On Tue, 14 Dec 2021 10:08:29 +0000, Peter Maydell <peter.maydell@linaro.org> wrote:
On Tue, 14 Dec 2021 at 09:52, Marc Zyngier <maz@kernel.org> wrote:
The best workaround is to taskset the QEMU process (and I really mean the process, not individual threads) to an homogeneous set of CPUs and be done with it.
Agreed. I suspect that often the 'little' CPUs are sufficiently low-power to probably not be worth giving to the VM anyway.
They are actually pretty beefy, in most cases. If you are I/O bound, the small cores are the right target. This email is brought to you via a couple of A55 CPUs running a VM and acting as my home gateway. If 'the internet' was getting slow, I'd have heard about it! ;-)
Side note: if you *do* give a guest both big and little CPUs using kvmtool or something similar, does the guest kernel get enough information to schedule tasks properly to both kinds of CPU, or does it just assume they're all the same and happily put performance-requiring tasks on the little CPUs ?

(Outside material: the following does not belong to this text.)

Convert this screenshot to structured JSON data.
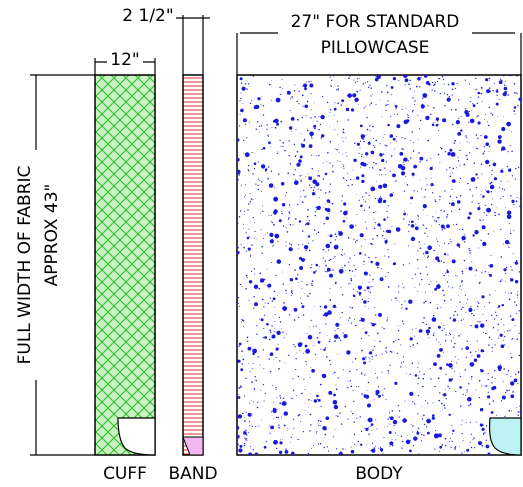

Upstream kvmtool doesn't make any effort to do this, but I had a series to perform such placement in the past. Once you know which physical CPUs you are placing the vcpus on, you can extract the individual CPU capacity[1] and expose it in the guest's DT as a cpu-specific 'capacity-dmips-mhz' property. A Linux guest will take the hint and do the right thing. M. [1] /sys/devices/system/cpu/cpu*/cpu_capacity -- Without deviation from the norm, progress is not possible.